GraalVM Compiler in Depth
The Java HotSpot VM uses a hybrid approach to execute bytecode generated by javac and stored in .class files. Initially, it interprets the code, then employs a fast but non-optimizing JIT compiler (C1) to convert frequently used (hot) methods into native code. Subsequently, methods subjected to very high invocation rates (very hot methods) undergo JIT compilation by C2, a slower but highly optimizing JIT compiler. This process is well-explained in here.
While this hybrid model is effective, it’s not exclusive to HotSpot JVM, as discussed in here and here. Despite the sophistication of the C2 JIT compiler, particularly its use of Profile Guided Optimization, a team of brilliant minds sought to develop an even more powerful replacement. This led to the creation of the GraalVM Compiler, a cutting-edge speculative, profile-guided JIT Compiler designed to supersede C2.
The HotSpot JVM incorporates the JVMCI (Java Virtual Machine Compiler Interface), enabling code to interact with a JIT compiler. Through JVMCI, bytecodes can be passed to a JIT compiler for compilation, and the resulting native code can be integrated into the VM. This interface allows plugging in different JIT compilers, including the GraalVM Compiler, effectively replacing the default C2 JIT.
While the GraalVM Compiler is included in standard OpenJDK and Oracle JDK distributions, activating it requires specific VM options: -XX:+UnlockExperimentalVMOptions -XX:+EnableJVMCI -XX:+UseJVMCICompiler. A more common approach is to install the GraalVM JDK distribution, which comes pre-configured with the GraalVM Compiler enabled alongside other associated technologies like Native Image, Truffle, and Substrate.
The GraalVM Compiler itself is written in Java, necessitating the conversion of its own bytecodes into native code.
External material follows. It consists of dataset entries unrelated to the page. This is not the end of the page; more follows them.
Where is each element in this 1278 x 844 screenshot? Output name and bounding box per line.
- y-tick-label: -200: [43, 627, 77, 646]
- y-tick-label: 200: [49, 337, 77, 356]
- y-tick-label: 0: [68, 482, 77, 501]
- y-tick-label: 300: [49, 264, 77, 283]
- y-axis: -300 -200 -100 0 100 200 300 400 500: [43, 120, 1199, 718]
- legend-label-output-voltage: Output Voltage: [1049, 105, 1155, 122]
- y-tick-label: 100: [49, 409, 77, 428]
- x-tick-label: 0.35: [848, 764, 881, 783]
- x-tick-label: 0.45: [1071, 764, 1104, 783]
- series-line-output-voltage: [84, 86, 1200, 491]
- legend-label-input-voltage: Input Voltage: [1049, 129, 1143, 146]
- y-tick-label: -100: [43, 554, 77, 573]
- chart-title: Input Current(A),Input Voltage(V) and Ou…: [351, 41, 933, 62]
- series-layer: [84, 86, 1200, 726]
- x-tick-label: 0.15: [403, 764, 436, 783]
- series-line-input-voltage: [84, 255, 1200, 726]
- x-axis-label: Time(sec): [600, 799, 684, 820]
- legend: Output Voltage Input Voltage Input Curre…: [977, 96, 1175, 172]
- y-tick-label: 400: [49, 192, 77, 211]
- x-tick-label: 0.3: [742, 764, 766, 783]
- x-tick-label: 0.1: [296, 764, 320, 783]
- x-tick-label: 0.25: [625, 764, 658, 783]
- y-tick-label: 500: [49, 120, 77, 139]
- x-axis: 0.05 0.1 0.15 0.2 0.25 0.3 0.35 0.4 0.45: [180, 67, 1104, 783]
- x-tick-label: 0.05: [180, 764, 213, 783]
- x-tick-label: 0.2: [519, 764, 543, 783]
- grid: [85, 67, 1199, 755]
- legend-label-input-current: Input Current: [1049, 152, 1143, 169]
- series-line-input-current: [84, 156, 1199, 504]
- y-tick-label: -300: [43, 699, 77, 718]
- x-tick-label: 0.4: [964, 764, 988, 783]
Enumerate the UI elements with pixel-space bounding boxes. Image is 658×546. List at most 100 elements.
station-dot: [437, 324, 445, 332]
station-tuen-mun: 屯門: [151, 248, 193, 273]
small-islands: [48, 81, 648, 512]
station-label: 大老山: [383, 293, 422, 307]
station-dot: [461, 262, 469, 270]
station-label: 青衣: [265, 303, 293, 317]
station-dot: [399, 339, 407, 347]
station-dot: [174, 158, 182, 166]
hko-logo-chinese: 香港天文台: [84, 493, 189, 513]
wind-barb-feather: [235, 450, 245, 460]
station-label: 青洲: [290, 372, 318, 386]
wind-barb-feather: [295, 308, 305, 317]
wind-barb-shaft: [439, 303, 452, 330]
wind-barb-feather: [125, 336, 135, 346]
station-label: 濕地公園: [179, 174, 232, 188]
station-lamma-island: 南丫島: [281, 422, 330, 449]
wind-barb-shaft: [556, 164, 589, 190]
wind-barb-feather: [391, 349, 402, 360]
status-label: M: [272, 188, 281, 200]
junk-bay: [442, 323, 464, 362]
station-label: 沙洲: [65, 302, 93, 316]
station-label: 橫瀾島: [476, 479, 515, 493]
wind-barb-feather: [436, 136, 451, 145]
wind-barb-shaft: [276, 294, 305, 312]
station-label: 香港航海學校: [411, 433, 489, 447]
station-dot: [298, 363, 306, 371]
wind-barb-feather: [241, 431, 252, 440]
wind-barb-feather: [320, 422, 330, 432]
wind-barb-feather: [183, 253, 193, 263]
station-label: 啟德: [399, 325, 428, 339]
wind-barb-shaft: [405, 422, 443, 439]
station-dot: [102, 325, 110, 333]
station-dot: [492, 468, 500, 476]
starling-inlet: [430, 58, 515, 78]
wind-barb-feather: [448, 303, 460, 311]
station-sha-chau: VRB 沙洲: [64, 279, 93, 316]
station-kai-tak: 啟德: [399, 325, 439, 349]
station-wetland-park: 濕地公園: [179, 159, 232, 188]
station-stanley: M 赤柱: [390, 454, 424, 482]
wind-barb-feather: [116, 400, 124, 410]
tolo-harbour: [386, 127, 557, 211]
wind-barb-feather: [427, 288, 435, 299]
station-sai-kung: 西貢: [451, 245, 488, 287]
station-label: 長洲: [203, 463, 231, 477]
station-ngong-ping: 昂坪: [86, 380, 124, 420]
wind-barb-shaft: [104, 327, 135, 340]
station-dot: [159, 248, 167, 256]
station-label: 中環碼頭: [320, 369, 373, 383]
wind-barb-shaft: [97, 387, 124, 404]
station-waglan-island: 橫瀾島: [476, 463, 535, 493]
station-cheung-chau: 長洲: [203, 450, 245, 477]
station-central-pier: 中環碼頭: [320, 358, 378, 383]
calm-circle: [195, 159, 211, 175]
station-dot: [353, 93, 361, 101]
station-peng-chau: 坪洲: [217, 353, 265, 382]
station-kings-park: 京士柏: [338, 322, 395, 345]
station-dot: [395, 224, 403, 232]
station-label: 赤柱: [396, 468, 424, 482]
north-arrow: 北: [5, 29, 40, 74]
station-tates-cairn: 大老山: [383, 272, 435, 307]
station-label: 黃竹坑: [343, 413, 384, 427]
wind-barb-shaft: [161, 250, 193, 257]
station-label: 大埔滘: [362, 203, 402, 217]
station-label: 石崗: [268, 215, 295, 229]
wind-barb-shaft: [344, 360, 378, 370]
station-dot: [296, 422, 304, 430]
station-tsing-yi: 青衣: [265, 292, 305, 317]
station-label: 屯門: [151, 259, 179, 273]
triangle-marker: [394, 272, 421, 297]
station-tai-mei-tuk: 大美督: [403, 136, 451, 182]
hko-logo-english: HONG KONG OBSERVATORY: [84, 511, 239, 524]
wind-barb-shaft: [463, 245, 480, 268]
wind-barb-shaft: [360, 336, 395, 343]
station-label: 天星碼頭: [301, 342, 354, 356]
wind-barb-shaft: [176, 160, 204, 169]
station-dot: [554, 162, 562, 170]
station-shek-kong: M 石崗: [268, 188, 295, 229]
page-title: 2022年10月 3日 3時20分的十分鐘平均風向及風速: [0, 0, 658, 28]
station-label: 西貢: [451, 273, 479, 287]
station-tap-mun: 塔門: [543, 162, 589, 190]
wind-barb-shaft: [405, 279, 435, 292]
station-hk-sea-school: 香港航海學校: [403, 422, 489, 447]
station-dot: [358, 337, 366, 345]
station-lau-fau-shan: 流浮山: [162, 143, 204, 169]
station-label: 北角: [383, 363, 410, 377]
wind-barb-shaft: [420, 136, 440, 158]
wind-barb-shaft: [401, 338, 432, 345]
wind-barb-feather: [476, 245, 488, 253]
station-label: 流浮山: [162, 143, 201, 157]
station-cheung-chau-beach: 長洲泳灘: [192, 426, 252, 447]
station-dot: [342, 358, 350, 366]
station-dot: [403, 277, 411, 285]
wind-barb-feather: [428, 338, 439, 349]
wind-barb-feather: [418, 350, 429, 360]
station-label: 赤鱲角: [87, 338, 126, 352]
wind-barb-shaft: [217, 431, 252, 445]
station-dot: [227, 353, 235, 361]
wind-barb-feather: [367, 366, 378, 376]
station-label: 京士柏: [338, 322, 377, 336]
This process, known as bootstrapping, can be achieved through two primary methods. The first involves ahead-of-time compilation using Native Image. Alternatively, C1 can be utilized for initial compilation into non-optimized native code, allowing the compiler to self-optimize as its methods become frequently invoked.
here highlights the GraalVM Compiler’s utilization of an Intermediate Representation (IR). To clarify its role in relation to standard Java bytecodes, this article provides a clear explanation. Essentially, the process follows this sequence: Java ByteCode -> IR -> Machine Code. The JIT compiler translates Java bytecode into SSA IR, represented as a graph encompassing control flow and data flow. Each bytecode maps to multiple nodes in the IR graph (note: some bytecodes don’t have direct IR node counterparts). Optimization then takes place on this IR graph.
While I’ve primarily referred to the GraalVM Compiler as a replacement for the C2 JIT compiler, this article suggests that it replaces both C1 and C2. However, most resources, such as here, explicitly state that it solely replaces C2. This discrepancy requires further investigation.